Мягкость проселка приманивала Тамару. Крикнуть бы на всю степь. Упасть на траву-мураву. Кататься до изнеможения. Славик, конечно, придет в смятение. Но когда она затихнет и отрешенно уставится в небо, он опустится к ней.
Но она помнила, что Григорий Михайлович остался возле боярышника и наверняка наблюдает за ними, однако ей чудилось, что вот-вот она не совладает с собой, отключится на нет, как бы ни было после совестно и позорно.
Из состояния безудержности, сам того не подозревая, вывел ее Вячеслав. Он притормозил их шаг и таким голосом, который весь был охвачен безнадежной надеждой, спросил:
— Ну, что ты мне скажешь?
— Хочу забыться.
— От стыда?!
— Какой стыд?! Хочу обвить тебя и забыться. По-страшному наскучалась. Обвить и не отпускать тысячелетие.
— Ему ты то же говорила?
— Назиру?
— Да этому, вон..
— Не трогай ты Григория Михайловича. Он преподаватель, декан, не больше. Бежим. Я говорила хозяйке, что замужем. Ты мой муж.
— Я уж сказал.
— Что не муж?
— Наоборот.
— Не смей терзаться. Умничка! Это же святой обман.
30
Старухи не было в избе.
Тамара велела Вячеславу нырнуть в постель. Сама — за ворота и обратно, и защелкнула на шпингалет дверь горницы, и занавесила рядном оба окна, глядевшие во двор, и сбросила длинноворсную кофту.
Он, когда Тамара помчалась проверить, сидит ли хозяйка у каменного забора, опустился на подоконник палисадничного окна, закрытого ставнями. Окно было глубоким и низеньким, как амбразура. Для удобства он пригнулся, уперся кулаками в колени и словно спрятался за комод. Зашвыривая кофту в угол, Тамара взглянула на кровать и, хотя в горнице было сумрачно, сразу заметила, что постель пустует.

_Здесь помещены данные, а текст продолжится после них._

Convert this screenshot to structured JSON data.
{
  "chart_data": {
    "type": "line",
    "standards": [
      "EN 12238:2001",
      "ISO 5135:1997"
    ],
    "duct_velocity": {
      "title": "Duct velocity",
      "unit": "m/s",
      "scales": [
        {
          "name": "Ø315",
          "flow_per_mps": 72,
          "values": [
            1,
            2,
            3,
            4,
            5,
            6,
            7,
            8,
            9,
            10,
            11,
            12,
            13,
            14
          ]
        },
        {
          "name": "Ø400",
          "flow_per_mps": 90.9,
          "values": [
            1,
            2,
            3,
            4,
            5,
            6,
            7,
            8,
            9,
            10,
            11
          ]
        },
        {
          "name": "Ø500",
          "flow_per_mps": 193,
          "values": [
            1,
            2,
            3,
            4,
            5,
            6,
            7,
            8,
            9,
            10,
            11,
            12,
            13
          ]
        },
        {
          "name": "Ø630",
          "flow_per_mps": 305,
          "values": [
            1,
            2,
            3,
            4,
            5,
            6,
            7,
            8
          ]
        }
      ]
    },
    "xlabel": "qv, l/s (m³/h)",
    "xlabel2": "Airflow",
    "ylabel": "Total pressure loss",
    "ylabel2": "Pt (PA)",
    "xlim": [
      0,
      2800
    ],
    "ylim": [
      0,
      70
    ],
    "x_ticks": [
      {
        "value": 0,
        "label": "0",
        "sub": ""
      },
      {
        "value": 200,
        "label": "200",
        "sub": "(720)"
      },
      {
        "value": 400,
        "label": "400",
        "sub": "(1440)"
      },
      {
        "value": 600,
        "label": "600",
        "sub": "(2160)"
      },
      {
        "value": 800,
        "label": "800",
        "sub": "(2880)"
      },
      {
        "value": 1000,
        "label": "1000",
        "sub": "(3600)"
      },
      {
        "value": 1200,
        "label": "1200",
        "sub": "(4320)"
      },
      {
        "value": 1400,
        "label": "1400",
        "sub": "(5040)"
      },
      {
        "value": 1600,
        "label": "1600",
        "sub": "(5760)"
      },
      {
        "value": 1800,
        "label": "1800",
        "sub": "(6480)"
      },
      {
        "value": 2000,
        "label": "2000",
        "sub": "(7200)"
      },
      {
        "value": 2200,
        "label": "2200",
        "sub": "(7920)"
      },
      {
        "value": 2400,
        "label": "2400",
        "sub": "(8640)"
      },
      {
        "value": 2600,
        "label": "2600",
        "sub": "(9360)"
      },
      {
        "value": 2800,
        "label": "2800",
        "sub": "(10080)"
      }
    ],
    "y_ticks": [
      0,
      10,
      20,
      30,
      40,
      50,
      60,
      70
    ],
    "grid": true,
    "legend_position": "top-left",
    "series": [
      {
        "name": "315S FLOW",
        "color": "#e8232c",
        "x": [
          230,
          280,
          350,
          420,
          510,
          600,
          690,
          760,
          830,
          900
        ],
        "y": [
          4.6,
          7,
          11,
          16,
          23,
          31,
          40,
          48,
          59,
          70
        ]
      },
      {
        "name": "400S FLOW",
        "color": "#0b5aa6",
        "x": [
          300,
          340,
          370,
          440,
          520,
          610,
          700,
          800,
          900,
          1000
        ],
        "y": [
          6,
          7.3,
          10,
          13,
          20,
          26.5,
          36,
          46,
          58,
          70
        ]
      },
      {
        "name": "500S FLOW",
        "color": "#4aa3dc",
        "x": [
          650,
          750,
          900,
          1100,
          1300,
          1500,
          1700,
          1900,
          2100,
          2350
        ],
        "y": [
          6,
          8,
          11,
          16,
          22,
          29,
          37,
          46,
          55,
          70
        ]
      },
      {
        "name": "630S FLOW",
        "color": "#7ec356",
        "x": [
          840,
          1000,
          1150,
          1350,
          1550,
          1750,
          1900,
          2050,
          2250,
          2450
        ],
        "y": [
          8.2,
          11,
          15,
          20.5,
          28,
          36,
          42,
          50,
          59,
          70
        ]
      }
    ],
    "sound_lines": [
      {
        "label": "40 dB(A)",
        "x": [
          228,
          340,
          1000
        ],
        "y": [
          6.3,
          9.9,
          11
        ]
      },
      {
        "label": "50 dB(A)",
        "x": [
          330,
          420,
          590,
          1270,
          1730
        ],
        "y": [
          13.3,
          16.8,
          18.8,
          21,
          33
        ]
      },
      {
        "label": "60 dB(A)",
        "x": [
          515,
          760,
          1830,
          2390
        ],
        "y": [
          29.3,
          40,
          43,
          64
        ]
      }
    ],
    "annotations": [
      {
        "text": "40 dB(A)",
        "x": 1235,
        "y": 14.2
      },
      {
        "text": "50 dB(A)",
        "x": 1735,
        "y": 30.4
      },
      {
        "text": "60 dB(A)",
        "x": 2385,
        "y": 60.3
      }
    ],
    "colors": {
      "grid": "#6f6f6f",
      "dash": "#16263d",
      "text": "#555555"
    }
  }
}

Он пригляделся к сутеми, от него не ускользнул бурный испуг Тамары. И как только она бросилась к двери, чтобы носиться в поисках Вячеслава, он обнаружил себя ухмылчивым покашливанием. Она оскорбленно налетела на Вячеслава, захныкала, да так по-девчоночьи тонко (ниточка жалобного звука), что он бросился ее обцеловывать, лишь бы замолкла, не растеряла вихревой взметенности. К Тамаре вернулась лихорадочность. Сорвала с себя водолазку. Водолазка осыпалась прыгучими искрами. Прожужжали «молнии» на бедрах, и Тамара выступила из упавших на пол оранжевых брючек.
Ее спешка походила на беспамятство.
В своем воображении, жаждая Тамару, Вячеслав бывал горячечно скорым, но никогда до такой степени не воспламенялся. И теперь, когда все должно было совершиться наяву, он так волновался, видя и слыша Тамару, что боялся впасть в безумие. И еще сильней боялся за сердце: оно, как мнилось, разрослось во всю грудную клетку и скакало с быстротой, которую можно выдержать, не шелохнувшись.